Categorical Data Analysis
C22.0010             B90.2337             B90.3307
 

Jeffrey S. Simonoff
Office: MEC 8-54
Phone: (212) 998-0452
FAX: (212) 995-4003
e-mail: jsimonof@stern.nyu.edu
WWW: http://www.stern.nyu.edu/ ~ jsimonof/classes/3307

Text:  R.L. Christensen, Log-Linear Models and Logistic Regression, 2nd. edition, Springer-Verlag (1997).

Prerequisite: Introductory statistics core course, including regression

``Standard" statistical analysis focuses on continuous data, and more specifically the normal (Gaussian) distribution. Despite this, many of the data problems faced in practice involve categorical data - that is, data where variables can take on only a finite number of values. For such data the normal distribution is no longer relevant, and concepts like association measures, model building, regression, and so on, must be reformulated.

This course addresses data of this sort. The guiding principle will be to highlight and exploit connections with Gaussian-based methodology, especially regression. My intention is to mix theory and methodology with practice throughout the course. We will see formulas, but we will also see data sets.

There are three versions of this course meeting simultaneously: the Stern Ph.D. course B90.3307, the MBA elective course B90.2337, and the undergraduate elective course C22.0010. While class sessions for the three versions of the course are identical, grading will be based on different sets of deliverables, reflecting a more theoretical approach for B90.3307 and a more applied approach for B90.2337 and C22.0010.
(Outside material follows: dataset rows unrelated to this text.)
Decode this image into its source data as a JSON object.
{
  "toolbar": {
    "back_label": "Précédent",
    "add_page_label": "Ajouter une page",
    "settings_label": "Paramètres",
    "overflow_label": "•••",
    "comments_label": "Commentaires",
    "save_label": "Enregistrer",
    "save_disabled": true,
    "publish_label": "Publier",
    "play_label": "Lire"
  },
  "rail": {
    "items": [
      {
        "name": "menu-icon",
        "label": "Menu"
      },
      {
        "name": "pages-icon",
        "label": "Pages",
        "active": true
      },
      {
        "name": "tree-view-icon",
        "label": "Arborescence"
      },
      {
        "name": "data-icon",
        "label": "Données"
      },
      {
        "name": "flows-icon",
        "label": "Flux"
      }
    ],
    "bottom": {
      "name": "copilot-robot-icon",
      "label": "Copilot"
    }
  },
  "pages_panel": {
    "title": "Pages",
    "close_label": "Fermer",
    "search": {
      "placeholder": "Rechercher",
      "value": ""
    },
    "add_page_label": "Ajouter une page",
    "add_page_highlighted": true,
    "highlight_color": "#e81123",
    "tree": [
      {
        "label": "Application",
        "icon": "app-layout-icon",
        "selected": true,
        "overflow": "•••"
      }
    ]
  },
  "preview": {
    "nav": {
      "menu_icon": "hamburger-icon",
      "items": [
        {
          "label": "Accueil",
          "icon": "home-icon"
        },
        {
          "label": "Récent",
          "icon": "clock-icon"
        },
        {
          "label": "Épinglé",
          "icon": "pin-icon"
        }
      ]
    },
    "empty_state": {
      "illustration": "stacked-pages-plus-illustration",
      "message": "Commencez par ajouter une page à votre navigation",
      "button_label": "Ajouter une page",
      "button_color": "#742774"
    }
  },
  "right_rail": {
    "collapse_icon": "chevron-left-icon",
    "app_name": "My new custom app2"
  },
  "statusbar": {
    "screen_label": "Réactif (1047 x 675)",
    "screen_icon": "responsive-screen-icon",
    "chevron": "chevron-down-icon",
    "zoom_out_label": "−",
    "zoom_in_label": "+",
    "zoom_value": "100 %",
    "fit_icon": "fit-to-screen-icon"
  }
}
There will be no tests in this class. Grades will be based on homeworks, and on two assignments where in each you will read and discuss a journal article related to categorical data (students in B90.3307 will discuss theory/methodology articles from statistic journals, while students in B90.2337/C22.0010 will discuss applications articles from functional journals).
 

Syllabus
 
(1)
Introduction
(a)
The nature of categorical data
(b)
Important random variables: Gaussian, binomial, multinomial, Poisson
(c)
Goodness-of-fit
(2)
Regression
(a)
Least squares regression - background
(b)
Poisson regression
(c)
Generalized linear models
(3)
Two-way tables
(a)
Two-sample tests and comparisons of binomial proportions - background
(b)
2×2 tables, tests of independence, and odds ratios
(c)
Analysis of variance - background
(d)
Log-linear models for two-way tables
(e)
I×J tables
(f)
Structural zeroes and quasi-independence models
(g)
Outliers in contingency tables
(h)
Models for symmetric tables and matched pairs data
(4)
Tables with ordered categories
(a)
The bivariate normal distribution - background
(b)
Association models for two-way tables
(c)
Model selection
(5)
Three-way and higher dimensional tables
(a)
Simpson's paradox
(b)
Independence and odds ratios
(c)
Log-linear models for three-way tables
(d)
Association graphs and collapsibility
(e)
Log-linear models for higher dimensional tables
(f)
Models for tables with ordered categories
(6)
Logistic regression
(a)
Categorical predictors and log-linear models
(b)
Continuous predictors
(7)
Sparse contingency tables
(a)
The properties of sparse tables
(b)
Exact and conditional small-sample inference
(c)
Sparse asymptotics
(d)
Smoothing sparse tables
(e)
Generalized additive models